Lex Vervuurt (aad-prins van De Uul) is in zijn nopjes met zijn appartement. Hij woont daar vanaf 1996. Waarom en hoezo hij daar graag woont, vertelt hij met verve.
Waar woon je precies?
Lex: “Ik woon boven het Indisch restaurant. Vroeger was dat de winkel van Smeets met rieten meubelen. Toen was het één wooneenheid. Nu zijn het vijf appartementen. Waarvan de eigenaren van het restaurant er een bewonen, het grootste. Dat heeft vijf slaapkamers. Mijn appartement heeft twee slaapkamers. Ik had de eerste keus en heb gekozen voor het grootste van de overige vier appartementen.”
Als je uit het raam kijkt wat zie je dan?
“ Ik kijk uit op de Shell bij de Roerbrug, ik zie de Kapellerlaan en verder kan ik een stukje van de nieuwe tunnel zien, Daarbij ligt het Zwartbroekplein aan mijn voeten.”
Het je last van het verkeer?
“Helemaal niet. Overal is dubbel glad geplaatst. Ik hoor alleen de sirenes van de brandweer en de ziekenwagens. Het is een druk plein maar dat stoort totaal niet. Er is altijd wel wat te zien. Dat is wat ik graag wil. Ik woon overal dichtbij en ik werk in de stad. Dus ik heb geen auto meer nodig. Als ik ergens naar toe wil, ga ik met de trein.

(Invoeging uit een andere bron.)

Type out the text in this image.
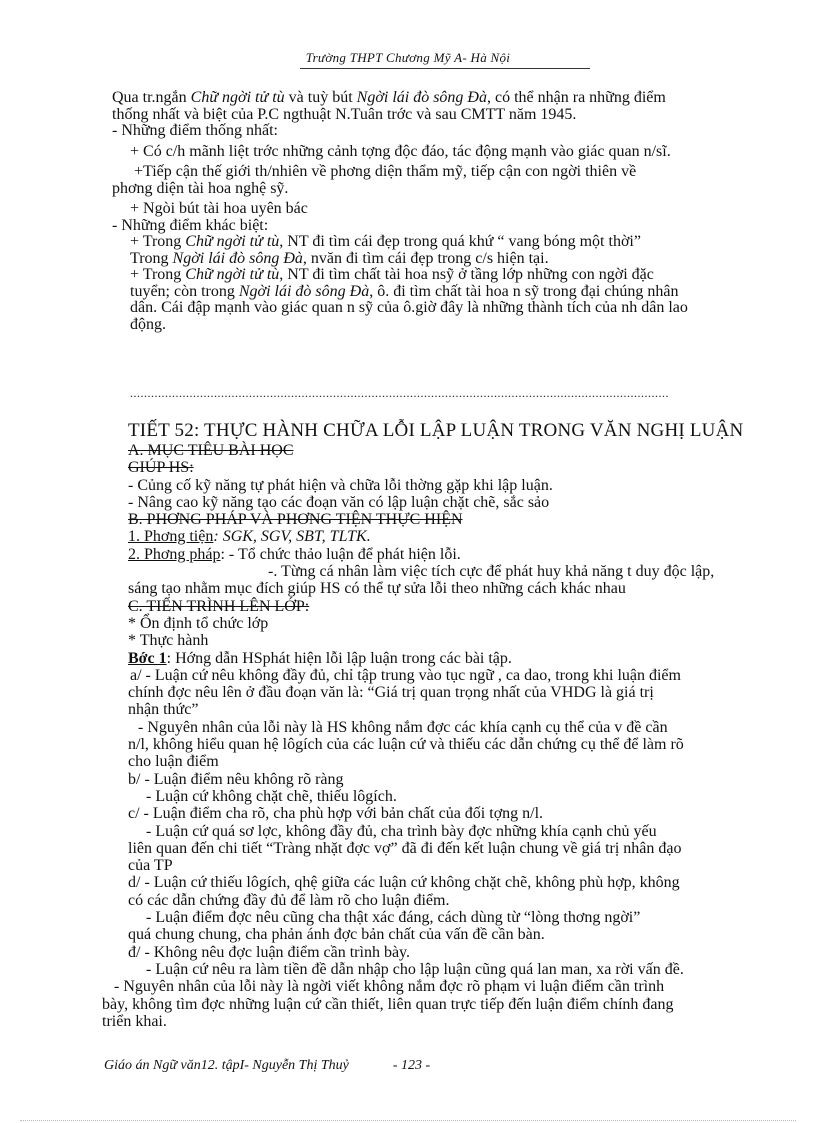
Trường THPT Chương Mỹ A- Hà Nội
Qua tr.ngắn Chữ ngời tử tù và tuỳ bút Ngời lái đò sông Đà, có thể nhận ra những điểm
thống nhất và biệt của P.C ngthuật N.Tuân trớc và sau CMTT năm 1945.
- Những điểm thống nhất:
+ Có c/h mãnh liệt trớc những cảnh tợng độc đáo, tác động mạnh vào giác quan n/sĩ.
+Tiếp cận thế giới th/nhiên về phơng diện thẩm mỹ, tiếp cận con ngời thiên về
phơng diện tài hoa nghệ sỹ.
+ Ngòi bút tài hoa uyên bác
- Những điểm khác biệt:
+ Trong Chữ ngời tử tù, NT đi tìm cái đẹp trong quá khứ “ vang bóng một thời”
Trong Ngời lái đò sông Đà, nvăn đi tìm cái đẹp trong c/s hiện tại.
+ Trong Chữ ngời tử tù, NT đi tìm chất tài hoa nsỹ ở tầng lớp những con ngời đặc
tuyển; còn trong Ngời lái đò sông Đà, ô. đi tìm chất tài hoa n sỹ trong đại chúng nhân
dân. Cái đập mạnh vào giác quan n sỹ của ô.giờ đây là những thành tích của nh dân lao
động.
..........................................................................................................................................................
TIẾT 52: THỰC HÀNH CHỮA LỖI LẬP LUẬN TRONG VĂN NGHỊ LUẬN
A. MỤC TIÊU BÀI HỌC
GIÚP HS:
- Củng cố kỹ năng tự phát hiện và chữa lỗi thờng gặp khi lập luận.
- Nâng cao kỹ năng tạo các đoạn văn có lập luận chặt chẽ, sắc sảo
B. PHƠNG PHÁP VÀ PHƠNG TIỆN THỰC HIỆN
1. Phơng tiện: SGK, SGV, SBT, TLTK.
2. Phơng pháp: - Tổ chức thảo luận để phát hiện lỗi.
-. Từng cá nhân làm việc tích cực để phát huy khả năng t duy độc lập,
sáng tạo nhằm mục đích giúp HS có thể tự sửa lỗi theo những cách khác nhau
C. TIẾN TRÌNH LÊN LỚP:
* Ổn định tổ chức lớp
* Thực hành
Bớc 1: Hớng dẫn HSphát hiện lỗi lập luận trong các bài tập.
a/ - Luận cứ nêu không đầy đủ, chỉ tập trung vào tục ngữ , ca dao, trong khi luận điểm
chính đợc nêu lên ở đầu đoạn văn là: “Giá trị quan trọng nhất của VHDG là giá trị
nhận thức”
- Nguyên nhân của lỗi này là HS không nắm đợc các khía cạnh cụ thể của v đề cần
n/l, không hiểu quan hệ lôgích của các luận cứ và thiếu các dẫn chứng cụ thể để làm rõ
cho luận điểm
b/ - Luận điểm nêu không rõ ràng
- Luận cứ không chặt chẽ, thiếu lôgích.
c/ - Luận điểm cha rõ, cha phù hợp với bản chất của đối tợng n/l.
- Luận cứ quá sơ lợc, không đầy đủ, cha trình bày đợc những khía cạnh chủ yếu
liên quan đến chi tiết “Tràng nhặt đợc vợ” đã đi đến kết luận chung về giá trị nhân đạo
của TP
d/ - Luận cứ thiếu lôgích, qhệ giữa các luận cứ không chặt chẽ, không phù hợp, không
có các dẫn chứng đầy đủ để làm rõ cho luận điểm.
- Luận điểm đợc nêu cũng cha thật xác đáng, cách dùng từ “lòng thơng ngời”
quá chung chung, cha phản ánh đợc bản chất của vấn đề cần bàn.
đ/ - Không nêu đợc luận điểm cần trình bày.
- Luận cứ nêu ra làm tiền đề dẫn nhập cho lập luận cũng quá lan man, xa rời vấn đề.
- Nguyên nhân của lỗi này là ngời viết không nắm đợc rõ phạm vi luận điểm cần trình
bày, không tìm đợc những luận cứ cần thiết, liên quan trực tiếp đến luận điểm chính đang
triển khai.
Giáo án Ngữ văn12. tậpI- Nguyễn Thị Thuỷ	- 123 -
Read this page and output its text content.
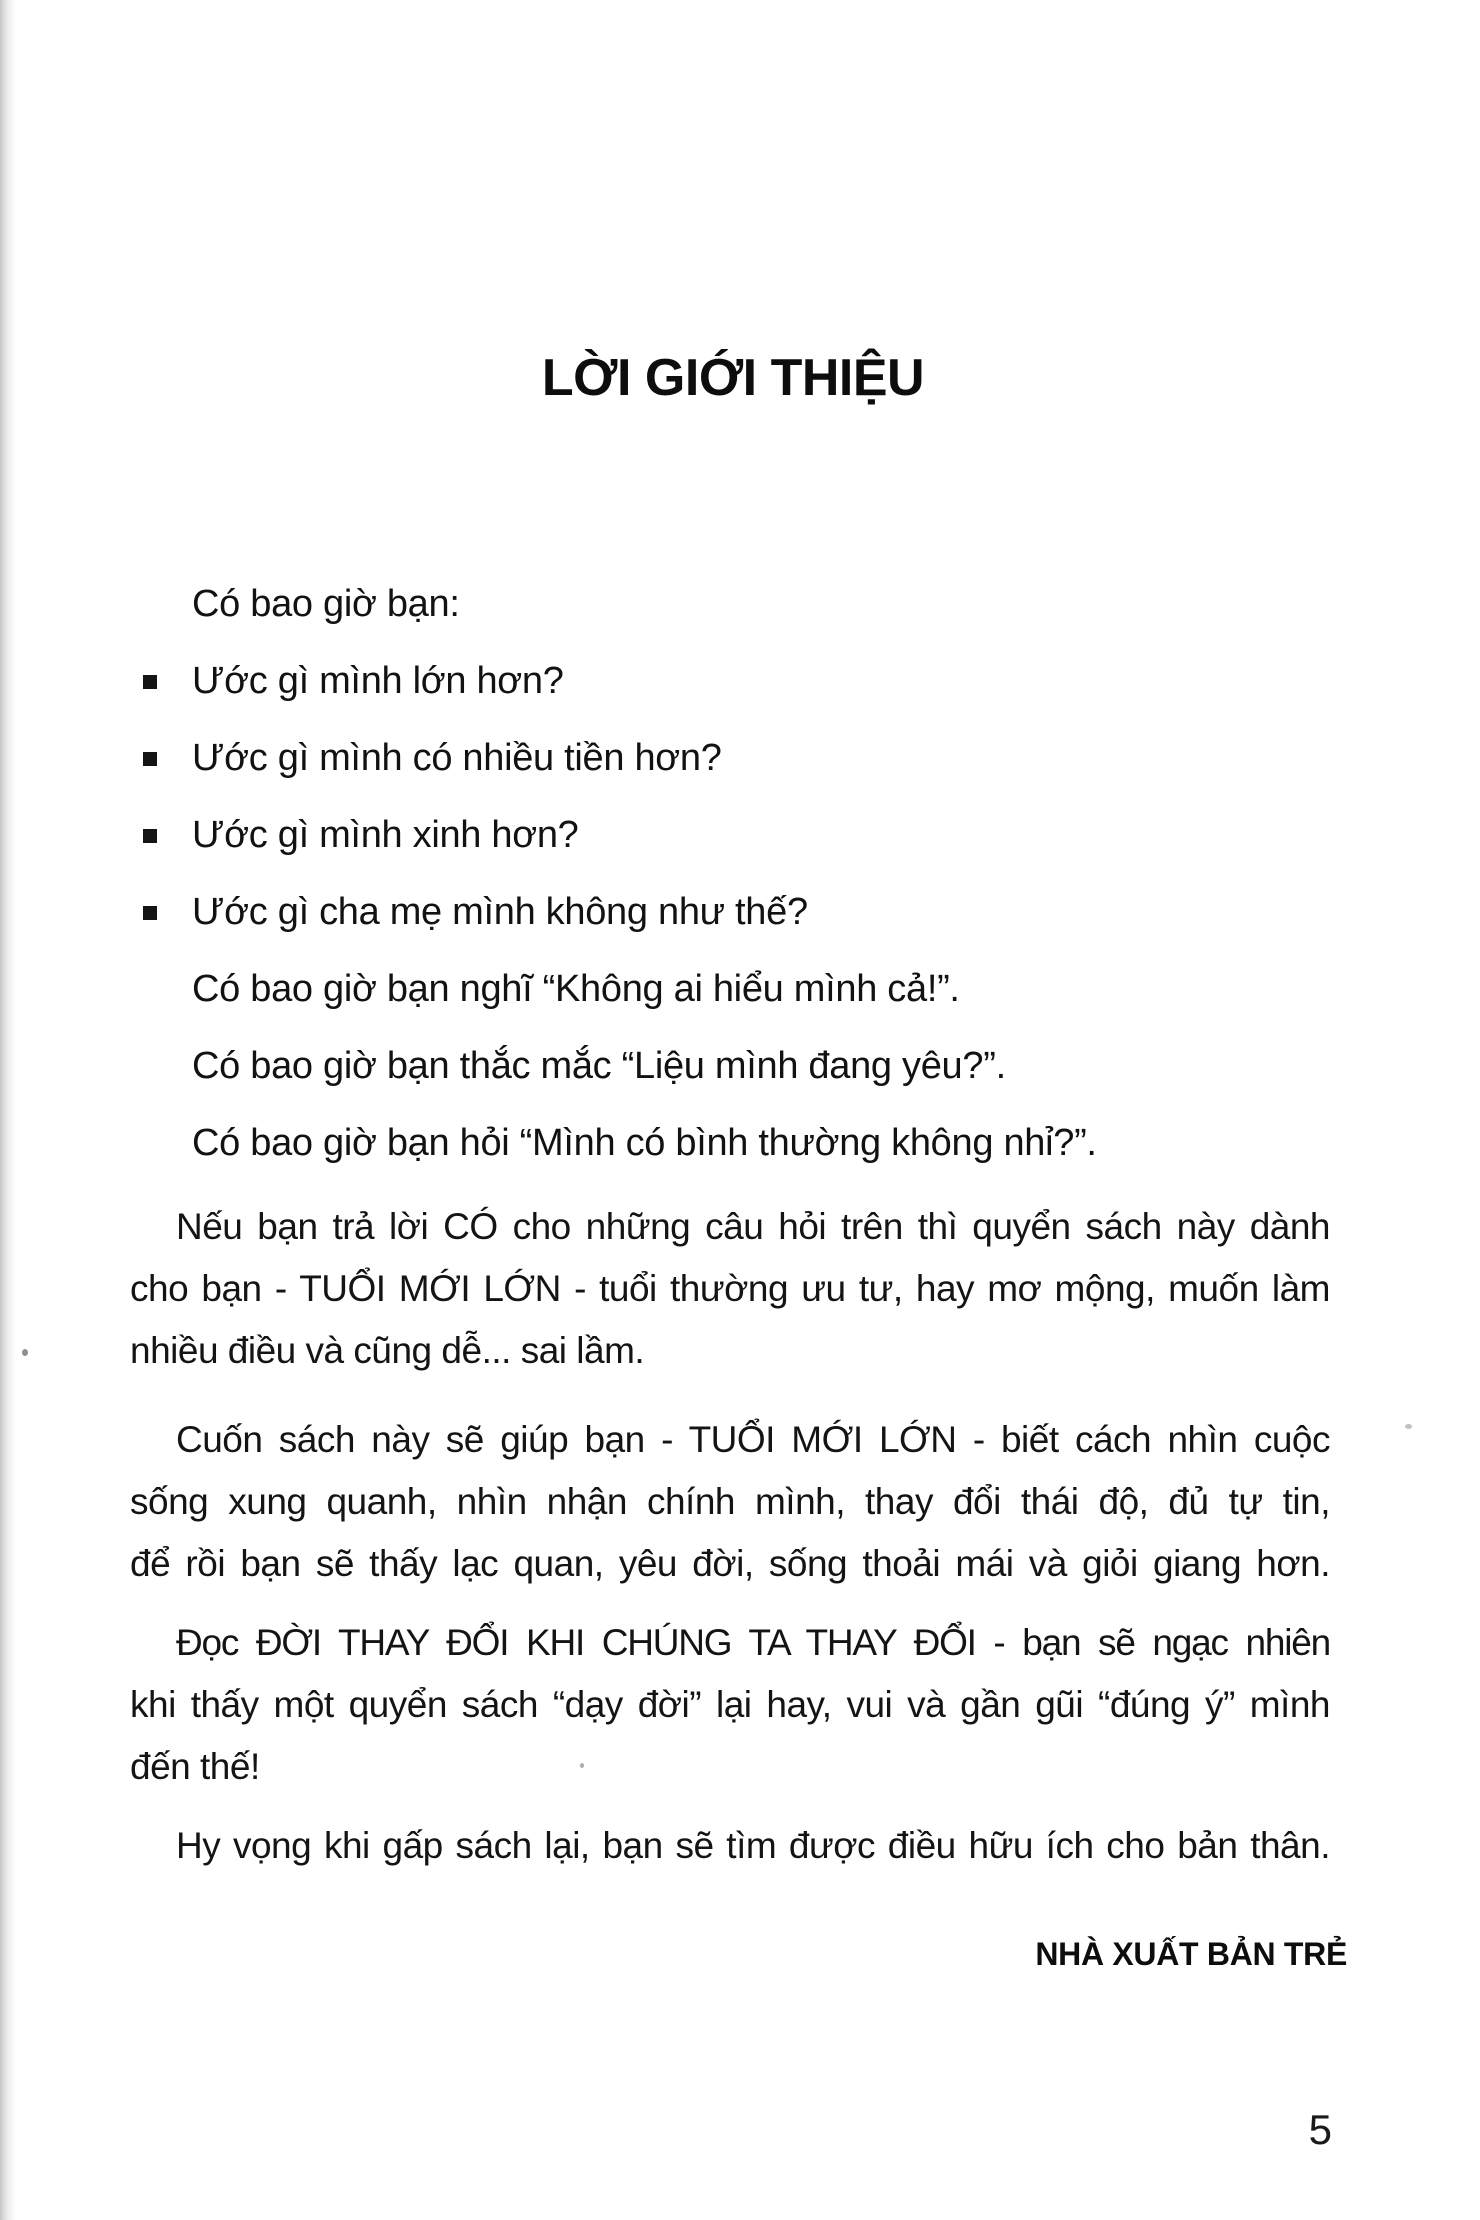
LỜI GIỚI THIỆU
Có bao giờ bạn:
Ước gì mình lớn hơn?
Ước gì mình có nhiều tiền hơn?
Ước gì mình xinh hơn?
Ước gì cha mẹ mình không như thế?
Có bao giờ bạn nghĩ “Không ai hiểu mình cả!”.
Có bao giờ bạn thắc mắc “Liệu mình đang yêu?”.
Có bao giờ bạn hỏi “Mình có bình thường không nhỉ?”.
Nếu bạn trả lời CÓ cho những câu hỏi trên thì quyển sách này dành
cho bạn - TUỔI MỚI LỚN - tuổi thường ưu tư, hay mơ mộng, muốn làm
nhiều điều và cũng dễ... sai lầm.
Cuốn sách này sẽ giúp bạn - TUỔI MỚI LỚN - biết cách nhìn cuộc
sống xung quanh, nhìn nhận chính mình, thay đổi thái độ, đủ tự tin,
để rồi bạn sẽ thấy lạc quan, yêu đời, sống thoải mái và giỏi giang hơn.
Đọc ĐỜI THAY ĐỔI KHI CHÚNG TA THAY ĐỔI - bạn sẽ ngạc nhiên
khi thấy một quyển sách “dạy đời” lại hay, vui và gần gũi “đúng ý” mình
đến thế!
Hy vọng khi gấp sách lại, bạn sẽ tìm được điều hữu ích cho bản thân.
NHÀ XUẤT BẢN TRẺ
5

Ik heb een kortingskaart. Ideaal!”
Hoe is de indeling van je ruimte?
“ Ik heb een huiskamer van acht en een halve meter bij vijf en een halve meter. Een keuken van drie bij twee meter. Maar koken doe ik niet, daar heb ik een hekel aan. Ik maak dingen warm of stop ze in de magnetron. Dus de keuken is groot genoeg. Dan heb ik een trap in de kamer en boven zijn twee slaapkamers en een berging en de douche.”
Wat doe je met de tweede slaapkamer?
“De computer staat daar en ik bewaar daar mijn papieren. Ik ben voorzitter van Swift handbal. Daar heb ik aardig wat werk aan. Het is een echte werkkamer. Daarbij heb ik een flink balkon. Het prettigste is de lichtinval. Altijd zon, daar word ik vrolijk van.”

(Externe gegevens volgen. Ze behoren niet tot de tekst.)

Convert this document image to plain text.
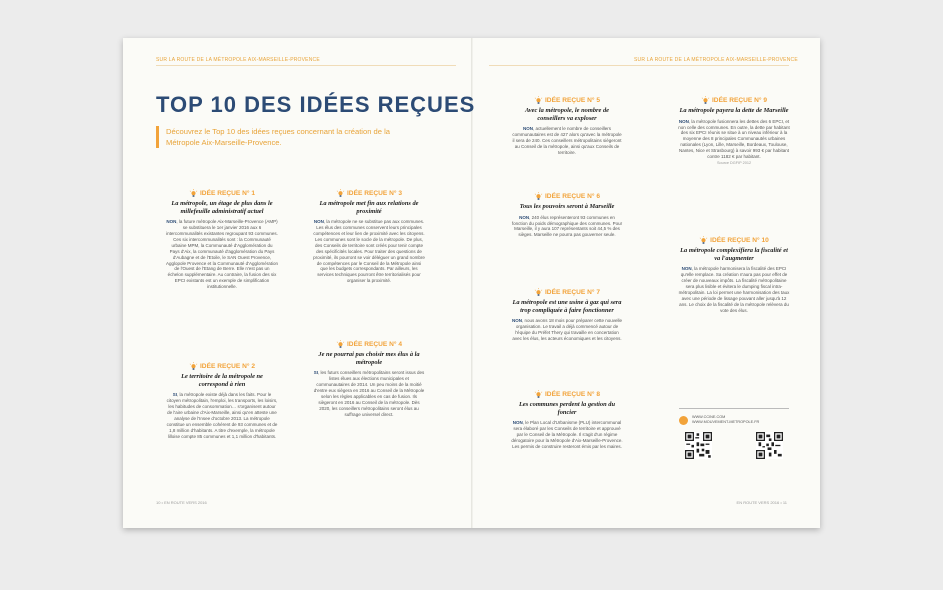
SUR LA ROUTE DE LA MÉTROPOLE AIX-MARSEILLE-PROVENCE	SUR LA ROUTE DE LA MÉTROPOLE AIX-MARSEILLE-PROVENCE
TOP 10 DES IDÉES REÇUES
Découvrez le Top 10 des idées reçues concernant la création de la Métropole Aix-Marseille-Provence.
IDÉE REÇUE N° 1
La métropole, un étage de plus dans le millefeuille administratif actuel
NON, la future métropole Aix-Marseille-Provence (AMP) se substituera le 1er janvier 2016 aux 6 intercommunalités existantes regroupant 93 communes. Ces six intercommunalités sont : la Communauté urbaine MPM, la Communauté d'Agglomération du Pays d'Aix, la communauté d'agglomération du Pays d'Aubagne et de l'Etoile, le SAN Ouest Provence, Agglopole Provence et la Communauté d'Agglomération de l'Ouest de l'Etang de Berre. Elle n'est pas un échelon supplémentaire. Au contraire, la fusion des six EPCI existants est un exemple de simplification institutionnelle.
IDÉE REÇUE N° 2
Le territoire de la métropole ne correspond à rien
SI, la métropole existe déjà dans les faits. Pour le citoyen métropolitain, l'emploi, les transports, les loisirs, les habitudes de consommation… s'organisent autour de l'aire urbaine d'Aix-Marseille, ainsi qu'en atteste une analyse de l'Insee d'octobre 2013. La métropole constitue un ensemble cohérent de 93 communes et de 1,8 million d'habitants. A titre d'exemple, la métropole lilloise compte 85 communes et 1,1 million d'habitants.
IDÉE REÇUE N° 3
La métropole met fin aux relations de proximité
NON, la métropole ne se substitue pas aux communes. Les élus des communes conservent leurs principales compétences et leur lien de proximité avec les citoyens. Les communes sont le socle de la métropole. De plus, des Conseils de territoire sont créés pour tenir compte des spécificités locales. Pour traiter des questions de proximité, ils pourront se voir déléguer un grand nombre de compétences par le Conseil de la Métropole ainsi que les budgets correspondants. Par ailleurs, les services techniques pourront être territorialisés pour organiser la proximité.
IDÉE REÇUE N° 4
Je ne pourrai pas choisir mes élus à la métropole
SI, les futurs conseillers métropolitains seront issus des listes élues aux élections municipales et communautaires de 2014. Un peu moins de la moitié d'entre eux siègera en 2016 au Conseil de la Métropole selon les règles applicables en cas de fusion. Ils siègeront en 2016 au Conseil de la métropole. Dès 2020, les conseillers métropolitains seront élus au suffrage universel direct.
IDÉE REÇUE N° 5
Avec la métropole, le nombre de conseillers va exploser
NON, actuellement le nombre de conseillers communautaires est de 427 alors qu'avec la métropole il sera de 240. Ces conseillers métropolitains siègeront au Conseil de la métropole, ainsi qu'aux Conseils de territoire.
IDÉE REÇUE N° 6
Tous les pouvoirs seront à Marseille
NON, 240 élus représenteront 93 communes en fonction du poids démographique des communes. Pour Marseille, il y aura 107 représentants soit 44,5 % des sièges. Marseille ne pourra pas gouverner seule.
IDÉE REÇUE N° 7
La métropole est une usine à gaz qui sera trop compliquée à faire fonctionner
NON, nous avons 18 mois pour préparer cette nouvelle organisation. Le travail a déjà commencé autour de l'équipe du Préfet Thery qui travaille en concertation avec les élus, les acteurs économiques et les citoyens.
IDÉE REÇUE N° 8
Les communes perdent la gestion du foncier
NON, le Plan Local d'Urbanisme (PLU) intercommunal sera élaboré par les Conseils de territoire et approuvé par le Conseil de la Métropole. Il s'agit d'un régime dérogatoire pour la Métropole d'Aix-Marseille-Provence. Les permis de construire resteront émis par les maires.
IDÉE REÇUE N° 9
La métropole payera la dette de Marseille
NON, la métropole fusionnera les dettes des 6 EPCI, et non celle des communes. En outre, la dette par habitant des six EPCI réunis se situe à un niveau inférieur à la moyenne des 8 principales Communautés urbaines nationales (Lyon, Lille, Marseille, Bordeaux, Toulouse, Nantes, Nice et Strasbourg) à savoir 993 € par habitant contre 1182 € par habitant.
Source DGFIP 2012
IDÉE REÇUE N° 10
La métropole complexifiera la fiscalité et va l'augmenter
NON, la métropole harmonisera la fiscalité des EPCI qu'elle remplace. Sa création n'aura pas pour effet de créer de nouveaux impôts. La fiscalité métropolitaine sera plus lisible et évitera le dumping fiscal intra-métropolitain. La loi permet une harmonisation des taux avec une période de lissage pouvant aller jusqu'à 12 ans. Le choix de la fiscalité de la métropole relèvera du vote des élus.
WWW.CCINE.COM
WWW.MOUVEMENT-METROPOLE.FR
10 • EN ROUTE VERS 2016	EN ROUTE VERS 2016 • 11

Waar heb je hiervoor gewoond?
“Op de Vismarkt in de Voorstad. Maar ik heb twee keer last van hoog water gehad. Daar bovenop kwam ook nog de aardbeving. Het huis verkeerde toen in zeer slechte staat. Toen hield ik het voor gezien.”
Hoe ben je ingericht?
“Een allegaartje. Gemakkelijke stoelen, boeken, Het past niet allemaal bij elkaar. Maar ik voel me thuis. Ik spaar clowns. Ik heb van een vriendin een vitrinekastje gekregen, daar staat mijn verzameling in. Dat is het enige wat nog aan mijn prinsschap herinnert. Ik ga nu met Vasteloavond als einzelgänger. Ich ’sjpeel mien sjpeel’.
Heb je je hele leven in Roermond gewoond.
”Bijna, Mijn ouders en wij, kinderen hebben vier jaar in Horn gewoond. Verschrikkelijk. Ik was iedere dag in de stad. Ik kon niet wennen. Mijn ouders hebben in 1976 de bakkerij van Brummans overgenomen. De hele familie was blij om terug te zijn in Roermond. Hier ga ik nooit meer weg.”